The Other Things I Read While Reading the As

The thirteen books filed under A on the shelf weren’t all the fiction I’ve read over the last six months – there were also fourteen books from the library. While I was putting together the stats for the books on the shelf (post) I also looked at these other books.

The books were as follows (links go to posts):

graphs of statistics for other books read while I read those filed under A on the bookshelf

(You can click on the graph for a slightly bigger version where the text is a little easier to read.)

When I started thinking about looking at the stats for what I’ve been reading in posts like these I thought to myself that whilst the books filed under A might have very male-skewed authors “obviously it’ll be 50% or more women for the other books”. Er, no. Fourteen authors, 9 male … still just 36% female. Not much better than the ‘main’ author stats for the As. So that’s rather disappointing. In terms of nationality it’s still a very US dominated list, and only one author was neither UK nor US (Maurice Druon is French and his book was originally in French (I read it in translation)).

Genre-wise they skew towards fantasy and historical novels. Eight books fall into some category of fantasy, seven books are in some way historical (they overlap). Perhaps a reaction against all the early science fiction I was otherwise reading? Certainly nothing deliberate in the choice.

This selection is mostly fairly recent books, probably because I reserved most of them after reading reviews or excerpts.
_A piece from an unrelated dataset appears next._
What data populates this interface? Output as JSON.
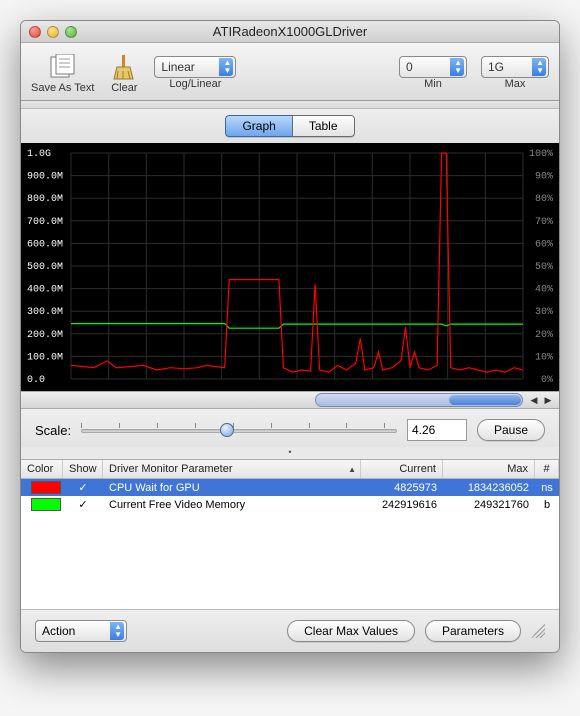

The outliers are the Asimov (reserved because I don’t own book 1 of the Foundation trilogy and it seemed a shame to skip it) and the Druon which was recently reviewed on tor.com because George R. R. Martin has cited it as an influence on his Song of Ice & Fire series. Both of those were published in the 50s.

The mean star rating was 3.6 as compared to 3.1 for the As, with the mode being 4 rather than 3. Again influenced by reading reviews/excerpts before reading the book because I could weed out most things that weren’t going to be to my tastes before reading them*. Not flawlessly tho! The three books that were my least favourite included one I’d read before (the Asimov), one that I read & liked an excerpt from (the Cole) and one I read a very positive review for (the Whitfield). I’d say that the Cole was probably my biggest disappointment, the type of story I thought it was going to tell is a type I particularly like so it was sad not to get it.

*Whereas the stuff on the shelf included a lot of things I bought more than 20 years ago and my tastes have changed.

Those that were my favourites were all liked for different reasons and oddly I’d only recommend them to other people with caveats. A Memory of Light was a very satisfying conclusion to a series I’ve been reading for something like half my life, but you definitely couldn’t start with that one & the series as a whole does get bogged down in the middle so I could understand not wanting to read it all. The Atkinson gets better every time I think about it, and I think it’s got something interesting to say about environment, culture & personality and how those affect your life & your sense of self (both more & less than you’d expect). But I think you’ve got to be happy reading something very non-linear to enjoy the book, and it doesn’t have a plot per se. And lastly the Wendig is a vivid & intense urban fantasy/thriller crossover … but it’s pretty gruesome in places & if you’re easily offended by swear words you’re not going to enjoy it at all.